Edit: Obviously, the infliction of pain as the means and the ends is reprehensible.
No. Deliberately inflicting severe pain because of some benefit one believes that this severe pain specifically causes (i.e. torture) is always wrong. Deliberately killing someone is sometimes okay.
Inflicting needless and willful death isn’t okay. We don’t let our soldiers shoot up an Iraqi Trader Joes just because they feel like it.
An assertion isn’t an argument. Bombing a group of men planting an IED and torturing a survivor of that bombing for information aren’t the same thing. In the first we use force to stop an actual threat. If someone innocent is killed, it is part of war. Which is why, I’m generally not a fan of war.
Pulling a survivor and jamming tubes up his ass, performing mock executions, and denying him sleep for weeks, isn’t stopping a threat. It’s punishing him.
Torture is less effective than standard interrogation, so it is by definition needless. If it were actually as good or better than interrogation it would still be morally wrong, just like mustard gas is morally wrong.
Death isn’t dealt for shits and giggles. Torture is done for no reason but to satisfy the base desires of those who order it.
The enemy bombs your village because there are militants firing rockets from a building adjacent to yours, and your roof collapses, as a result your daughter dies.
The enemy comes to your door and grabs your daughter. They torture her for weeks. Sometimes sexually assaulting or humiliating her.
Because sometimes it’s okay to shoot someone, even though that might cause severe pain. If severe pain is a side effect of some other direct acceptable cause (self-defense, for example), and the physical pain and suffering is not part of the goal in any way at all (you’re not shooting them in the stomach because you want them to suffer), then taking an action that happens to cause severe pain as an undesired side effect might not be wrong. But taking an action that causes severe pain when the severe pain itself is part or all of the reason for the action, due to some perceived benefit from the severe pain (such as the pleasure for a sadistic inflicter, or to get information that one deems the pain will extract), is always wrong.
I don’t see that you’re saying anything different than what Terr said.
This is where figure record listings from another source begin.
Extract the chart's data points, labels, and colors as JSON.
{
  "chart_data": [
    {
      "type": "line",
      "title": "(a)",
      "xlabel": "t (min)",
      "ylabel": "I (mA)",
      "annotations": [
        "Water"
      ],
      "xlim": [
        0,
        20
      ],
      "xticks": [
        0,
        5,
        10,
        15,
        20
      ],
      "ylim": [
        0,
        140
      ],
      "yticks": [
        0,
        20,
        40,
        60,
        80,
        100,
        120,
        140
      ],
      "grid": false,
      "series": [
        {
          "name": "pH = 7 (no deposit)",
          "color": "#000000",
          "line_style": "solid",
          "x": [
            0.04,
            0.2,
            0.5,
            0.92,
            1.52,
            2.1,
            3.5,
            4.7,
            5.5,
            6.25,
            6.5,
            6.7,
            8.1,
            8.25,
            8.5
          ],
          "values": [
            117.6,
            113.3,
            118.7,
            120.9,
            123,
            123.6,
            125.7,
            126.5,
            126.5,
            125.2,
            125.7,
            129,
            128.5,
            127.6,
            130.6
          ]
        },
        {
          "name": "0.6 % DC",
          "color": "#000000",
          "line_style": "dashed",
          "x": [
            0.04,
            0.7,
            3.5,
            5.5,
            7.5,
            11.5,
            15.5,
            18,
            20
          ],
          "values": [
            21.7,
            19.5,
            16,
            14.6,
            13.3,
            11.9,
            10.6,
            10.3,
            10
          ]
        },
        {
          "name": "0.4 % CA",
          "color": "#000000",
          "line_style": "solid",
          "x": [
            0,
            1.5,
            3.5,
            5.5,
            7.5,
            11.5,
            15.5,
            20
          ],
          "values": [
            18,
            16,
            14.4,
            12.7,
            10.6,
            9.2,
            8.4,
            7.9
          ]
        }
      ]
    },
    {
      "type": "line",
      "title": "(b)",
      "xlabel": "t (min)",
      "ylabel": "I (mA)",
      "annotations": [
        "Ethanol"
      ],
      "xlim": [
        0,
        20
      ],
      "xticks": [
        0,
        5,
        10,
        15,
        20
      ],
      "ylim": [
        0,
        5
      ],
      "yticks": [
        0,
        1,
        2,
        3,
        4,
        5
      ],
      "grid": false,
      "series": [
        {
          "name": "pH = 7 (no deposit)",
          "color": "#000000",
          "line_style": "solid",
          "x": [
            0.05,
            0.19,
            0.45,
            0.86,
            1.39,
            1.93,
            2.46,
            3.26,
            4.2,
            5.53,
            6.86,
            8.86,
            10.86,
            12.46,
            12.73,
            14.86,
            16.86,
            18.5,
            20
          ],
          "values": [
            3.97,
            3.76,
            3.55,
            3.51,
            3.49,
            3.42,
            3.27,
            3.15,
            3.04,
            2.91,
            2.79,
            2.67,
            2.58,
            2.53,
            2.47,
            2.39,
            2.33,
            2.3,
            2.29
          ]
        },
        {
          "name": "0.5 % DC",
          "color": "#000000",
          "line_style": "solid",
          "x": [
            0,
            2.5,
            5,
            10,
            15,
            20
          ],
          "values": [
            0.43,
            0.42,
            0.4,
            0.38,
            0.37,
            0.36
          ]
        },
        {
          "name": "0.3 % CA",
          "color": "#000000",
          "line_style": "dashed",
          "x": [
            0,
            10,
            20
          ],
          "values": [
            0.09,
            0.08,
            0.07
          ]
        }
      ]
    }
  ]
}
You’re all over the place here.
No one is defending torture “because they feel like it”, or “to satisfy the base desires of those who order it”. The question is if in theory torture would likely be effective at preventing some even greater horror, would it be OK in that circumstance, and if not, then how do we distinguish between that and acts of war which people are OK with in those circumstances.
If you simply disagree that such circumstances ever exist in the case of torture, that’s another story. But I’m specifically addressing someone who said he would be opposed in that hypothetical circumstance.
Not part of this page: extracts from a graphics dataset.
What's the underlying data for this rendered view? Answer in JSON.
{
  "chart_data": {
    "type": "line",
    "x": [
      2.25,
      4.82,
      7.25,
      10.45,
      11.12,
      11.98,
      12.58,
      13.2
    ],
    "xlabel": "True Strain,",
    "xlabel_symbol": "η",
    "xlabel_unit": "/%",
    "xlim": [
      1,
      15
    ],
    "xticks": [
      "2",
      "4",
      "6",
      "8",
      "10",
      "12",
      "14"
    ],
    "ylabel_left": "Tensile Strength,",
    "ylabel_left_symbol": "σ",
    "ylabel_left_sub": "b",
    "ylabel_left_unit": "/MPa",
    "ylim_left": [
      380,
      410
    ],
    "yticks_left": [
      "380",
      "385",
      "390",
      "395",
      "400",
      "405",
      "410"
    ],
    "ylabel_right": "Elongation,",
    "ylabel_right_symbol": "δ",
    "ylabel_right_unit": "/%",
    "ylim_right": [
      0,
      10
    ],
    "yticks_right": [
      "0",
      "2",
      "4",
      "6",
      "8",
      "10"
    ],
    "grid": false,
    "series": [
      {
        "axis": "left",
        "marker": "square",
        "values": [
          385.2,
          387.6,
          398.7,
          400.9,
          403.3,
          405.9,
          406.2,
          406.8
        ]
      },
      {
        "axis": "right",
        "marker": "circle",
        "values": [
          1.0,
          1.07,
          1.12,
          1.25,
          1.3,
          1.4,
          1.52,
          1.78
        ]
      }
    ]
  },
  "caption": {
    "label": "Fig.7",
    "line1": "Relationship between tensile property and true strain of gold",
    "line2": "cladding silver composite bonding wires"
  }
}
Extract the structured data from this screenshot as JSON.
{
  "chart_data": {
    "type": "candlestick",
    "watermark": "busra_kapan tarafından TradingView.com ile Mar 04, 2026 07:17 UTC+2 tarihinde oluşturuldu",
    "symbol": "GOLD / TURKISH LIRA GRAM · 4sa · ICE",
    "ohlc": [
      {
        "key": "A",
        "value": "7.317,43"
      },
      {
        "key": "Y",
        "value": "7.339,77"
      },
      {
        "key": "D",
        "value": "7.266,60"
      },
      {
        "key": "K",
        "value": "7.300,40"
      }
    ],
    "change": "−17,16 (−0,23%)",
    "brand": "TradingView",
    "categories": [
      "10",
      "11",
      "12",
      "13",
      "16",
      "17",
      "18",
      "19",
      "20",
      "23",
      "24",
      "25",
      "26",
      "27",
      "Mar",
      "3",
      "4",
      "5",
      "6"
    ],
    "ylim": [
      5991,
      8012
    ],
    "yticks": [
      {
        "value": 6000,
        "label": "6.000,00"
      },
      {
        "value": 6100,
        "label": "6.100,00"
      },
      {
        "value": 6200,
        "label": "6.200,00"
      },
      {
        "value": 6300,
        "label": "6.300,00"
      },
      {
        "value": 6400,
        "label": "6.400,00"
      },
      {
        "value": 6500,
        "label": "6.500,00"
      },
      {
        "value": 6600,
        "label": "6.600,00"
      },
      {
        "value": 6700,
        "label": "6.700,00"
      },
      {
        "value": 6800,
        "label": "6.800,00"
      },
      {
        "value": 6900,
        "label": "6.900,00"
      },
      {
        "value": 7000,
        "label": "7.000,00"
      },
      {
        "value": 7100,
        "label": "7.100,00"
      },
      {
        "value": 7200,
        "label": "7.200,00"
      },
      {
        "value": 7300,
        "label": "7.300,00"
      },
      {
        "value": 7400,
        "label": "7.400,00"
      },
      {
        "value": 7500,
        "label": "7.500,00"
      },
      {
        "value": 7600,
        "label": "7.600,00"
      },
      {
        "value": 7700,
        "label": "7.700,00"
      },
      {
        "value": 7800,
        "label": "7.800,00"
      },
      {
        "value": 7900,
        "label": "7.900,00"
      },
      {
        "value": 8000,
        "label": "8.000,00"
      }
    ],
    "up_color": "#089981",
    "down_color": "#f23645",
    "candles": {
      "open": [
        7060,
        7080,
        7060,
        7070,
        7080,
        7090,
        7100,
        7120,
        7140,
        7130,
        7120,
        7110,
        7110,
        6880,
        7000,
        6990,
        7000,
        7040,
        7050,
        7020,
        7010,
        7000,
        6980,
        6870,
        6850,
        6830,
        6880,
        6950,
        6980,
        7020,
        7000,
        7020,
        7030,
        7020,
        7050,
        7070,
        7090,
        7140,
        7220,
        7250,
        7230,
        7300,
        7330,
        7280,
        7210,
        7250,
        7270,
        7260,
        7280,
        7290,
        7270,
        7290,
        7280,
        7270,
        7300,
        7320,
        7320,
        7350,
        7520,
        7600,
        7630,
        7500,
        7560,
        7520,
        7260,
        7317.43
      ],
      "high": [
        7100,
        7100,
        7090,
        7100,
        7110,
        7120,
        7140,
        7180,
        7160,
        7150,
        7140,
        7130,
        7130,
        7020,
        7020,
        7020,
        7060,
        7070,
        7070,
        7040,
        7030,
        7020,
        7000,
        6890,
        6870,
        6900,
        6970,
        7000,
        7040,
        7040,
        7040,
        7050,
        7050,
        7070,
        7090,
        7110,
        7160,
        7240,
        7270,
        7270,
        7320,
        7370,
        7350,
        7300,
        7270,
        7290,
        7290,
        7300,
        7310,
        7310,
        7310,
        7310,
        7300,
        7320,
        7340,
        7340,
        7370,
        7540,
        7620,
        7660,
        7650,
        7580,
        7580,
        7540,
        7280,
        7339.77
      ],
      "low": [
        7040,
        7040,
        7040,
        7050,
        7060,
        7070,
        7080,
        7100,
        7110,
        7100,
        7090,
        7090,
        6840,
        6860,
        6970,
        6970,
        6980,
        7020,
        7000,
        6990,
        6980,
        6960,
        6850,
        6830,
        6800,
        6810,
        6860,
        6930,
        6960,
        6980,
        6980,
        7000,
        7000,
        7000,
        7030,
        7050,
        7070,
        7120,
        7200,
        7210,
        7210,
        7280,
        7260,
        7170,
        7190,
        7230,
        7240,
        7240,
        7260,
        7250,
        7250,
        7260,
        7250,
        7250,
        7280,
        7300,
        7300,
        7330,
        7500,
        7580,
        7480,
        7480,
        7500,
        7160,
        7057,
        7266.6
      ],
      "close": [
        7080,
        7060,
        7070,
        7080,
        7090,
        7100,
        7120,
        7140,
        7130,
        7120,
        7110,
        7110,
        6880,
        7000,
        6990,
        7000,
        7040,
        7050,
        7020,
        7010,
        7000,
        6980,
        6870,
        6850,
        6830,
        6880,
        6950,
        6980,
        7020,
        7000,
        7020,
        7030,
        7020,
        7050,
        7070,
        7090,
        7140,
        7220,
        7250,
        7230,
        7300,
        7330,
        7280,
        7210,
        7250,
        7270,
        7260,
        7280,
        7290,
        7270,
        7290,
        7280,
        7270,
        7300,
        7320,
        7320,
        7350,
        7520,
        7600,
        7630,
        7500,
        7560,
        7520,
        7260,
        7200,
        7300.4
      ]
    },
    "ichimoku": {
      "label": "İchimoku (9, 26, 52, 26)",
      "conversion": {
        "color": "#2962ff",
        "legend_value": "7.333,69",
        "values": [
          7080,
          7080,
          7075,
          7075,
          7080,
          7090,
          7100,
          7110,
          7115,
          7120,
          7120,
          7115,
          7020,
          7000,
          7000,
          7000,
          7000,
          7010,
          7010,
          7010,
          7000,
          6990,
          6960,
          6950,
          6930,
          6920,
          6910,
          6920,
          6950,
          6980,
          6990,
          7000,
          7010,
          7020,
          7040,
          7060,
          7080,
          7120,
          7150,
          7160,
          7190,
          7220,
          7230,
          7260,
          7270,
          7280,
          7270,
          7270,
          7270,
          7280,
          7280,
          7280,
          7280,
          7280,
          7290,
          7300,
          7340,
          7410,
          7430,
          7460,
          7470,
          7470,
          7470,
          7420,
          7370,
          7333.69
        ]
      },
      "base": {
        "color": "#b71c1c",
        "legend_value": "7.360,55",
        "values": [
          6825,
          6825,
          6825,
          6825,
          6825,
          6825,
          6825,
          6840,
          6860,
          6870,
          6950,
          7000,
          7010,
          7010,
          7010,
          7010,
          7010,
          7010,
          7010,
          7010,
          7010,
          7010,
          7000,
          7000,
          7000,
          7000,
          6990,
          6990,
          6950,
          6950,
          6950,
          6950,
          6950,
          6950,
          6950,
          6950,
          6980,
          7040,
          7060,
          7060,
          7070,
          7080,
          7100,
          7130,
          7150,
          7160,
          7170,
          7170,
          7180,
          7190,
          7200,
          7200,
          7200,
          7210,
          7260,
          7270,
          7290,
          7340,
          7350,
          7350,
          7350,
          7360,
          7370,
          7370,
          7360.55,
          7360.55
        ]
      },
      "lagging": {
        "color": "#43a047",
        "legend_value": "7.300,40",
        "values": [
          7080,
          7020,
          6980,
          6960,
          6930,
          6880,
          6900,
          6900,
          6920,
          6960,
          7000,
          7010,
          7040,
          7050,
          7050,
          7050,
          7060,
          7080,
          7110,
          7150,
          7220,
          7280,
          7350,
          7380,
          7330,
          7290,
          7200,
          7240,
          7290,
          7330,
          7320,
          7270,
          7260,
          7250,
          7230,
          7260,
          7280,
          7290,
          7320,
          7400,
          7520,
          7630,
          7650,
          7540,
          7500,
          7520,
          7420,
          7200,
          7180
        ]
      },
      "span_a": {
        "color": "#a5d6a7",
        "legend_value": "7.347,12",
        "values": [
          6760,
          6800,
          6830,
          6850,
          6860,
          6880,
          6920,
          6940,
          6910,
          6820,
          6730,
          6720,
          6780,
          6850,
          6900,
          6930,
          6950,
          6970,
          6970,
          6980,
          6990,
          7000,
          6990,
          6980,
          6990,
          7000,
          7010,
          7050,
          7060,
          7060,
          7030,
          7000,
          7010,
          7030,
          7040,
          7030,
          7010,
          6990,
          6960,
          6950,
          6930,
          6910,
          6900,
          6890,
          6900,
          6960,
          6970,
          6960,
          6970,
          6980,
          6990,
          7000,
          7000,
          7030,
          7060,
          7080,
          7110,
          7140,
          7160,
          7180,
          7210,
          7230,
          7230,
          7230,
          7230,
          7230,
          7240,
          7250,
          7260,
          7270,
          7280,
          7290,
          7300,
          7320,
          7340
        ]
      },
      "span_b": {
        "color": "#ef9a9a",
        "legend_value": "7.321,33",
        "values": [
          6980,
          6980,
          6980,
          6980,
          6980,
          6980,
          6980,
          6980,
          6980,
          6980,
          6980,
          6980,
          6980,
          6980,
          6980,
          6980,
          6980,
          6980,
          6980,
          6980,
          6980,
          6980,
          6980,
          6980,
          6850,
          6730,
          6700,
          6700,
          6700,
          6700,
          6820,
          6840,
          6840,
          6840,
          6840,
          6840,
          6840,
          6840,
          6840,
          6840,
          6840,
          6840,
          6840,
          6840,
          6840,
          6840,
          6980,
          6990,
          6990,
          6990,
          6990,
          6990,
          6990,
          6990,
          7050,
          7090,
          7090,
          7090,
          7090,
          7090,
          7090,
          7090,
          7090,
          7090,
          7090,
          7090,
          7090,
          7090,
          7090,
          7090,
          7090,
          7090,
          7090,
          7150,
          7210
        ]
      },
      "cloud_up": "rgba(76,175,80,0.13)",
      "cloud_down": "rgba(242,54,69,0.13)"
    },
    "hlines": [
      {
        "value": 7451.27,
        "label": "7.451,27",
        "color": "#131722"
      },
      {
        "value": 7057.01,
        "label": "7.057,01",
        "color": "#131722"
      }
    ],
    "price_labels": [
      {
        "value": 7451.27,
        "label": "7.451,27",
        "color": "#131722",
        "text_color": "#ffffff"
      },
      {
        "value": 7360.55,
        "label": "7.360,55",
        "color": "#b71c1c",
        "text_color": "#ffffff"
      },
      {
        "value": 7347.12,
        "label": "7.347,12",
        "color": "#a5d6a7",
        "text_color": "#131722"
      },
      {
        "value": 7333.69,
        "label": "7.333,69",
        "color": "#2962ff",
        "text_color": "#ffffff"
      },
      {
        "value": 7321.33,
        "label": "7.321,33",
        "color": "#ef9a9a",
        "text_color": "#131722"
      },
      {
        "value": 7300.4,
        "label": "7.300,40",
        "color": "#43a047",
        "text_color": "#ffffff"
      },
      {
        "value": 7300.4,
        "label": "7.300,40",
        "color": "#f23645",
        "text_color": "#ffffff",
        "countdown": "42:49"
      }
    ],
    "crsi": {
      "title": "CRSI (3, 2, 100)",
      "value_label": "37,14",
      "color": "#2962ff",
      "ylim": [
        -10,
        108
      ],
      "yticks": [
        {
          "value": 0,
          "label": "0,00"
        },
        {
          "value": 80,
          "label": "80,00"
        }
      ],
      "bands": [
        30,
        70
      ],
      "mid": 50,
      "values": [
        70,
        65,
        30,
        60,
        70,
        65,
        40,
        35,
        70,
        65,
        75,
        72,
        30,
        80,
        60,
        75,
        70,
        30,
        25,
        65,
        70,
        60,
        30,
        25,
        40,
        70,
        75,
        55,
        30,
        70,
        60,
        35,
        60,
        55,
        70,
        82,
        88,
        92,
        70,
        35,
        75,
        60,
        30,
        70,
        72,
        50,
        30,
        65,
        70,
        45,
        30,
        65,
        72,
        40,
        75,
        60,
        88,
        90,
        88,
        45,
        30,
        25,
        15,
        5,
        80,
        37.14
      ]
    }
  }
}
Exactly. So - deliberate causing of severe pain is not ok. But, according to you, deliberate causing of severe death is, sometimes. Did that misrepresent your view?
But taking an action that causes severe death when the severe death itself is part or all of the reason for the action, due to some perceived benefit from the severe death (such as fewer soldiers on the other side, for example) is ok. Right?
I’m not sure what “severe death” is, for one thing. Do you just mean “death”?
Further, it’s the first use of the word “deliberate” that I’m not sure about. Sometimes it can be okay to take an action that you know will cause severe pain – such as shooting someone who is attacking you. But never if that severe pain is a necessary part or whole reason for why you take that action.
Again, do you just mean “death”? If so, then yes, there are circumstances in which it’s okay to cause death.
What’s with the repetition of “severe death”? You can just say, “death.”
Yes, sometimes killing enemies in the field can be morally justifiable, whereas torturing a helpless captive cannot. Is this really a strange concept?
ETA: Heh.
On the “rectal feeding”: “CIA records indicate that one of the detainees, Mustafa al-Hawsasi, was later diagnosed with chronic hemorrhoids, an anal fissure, and symptomatic rectal prolapse.”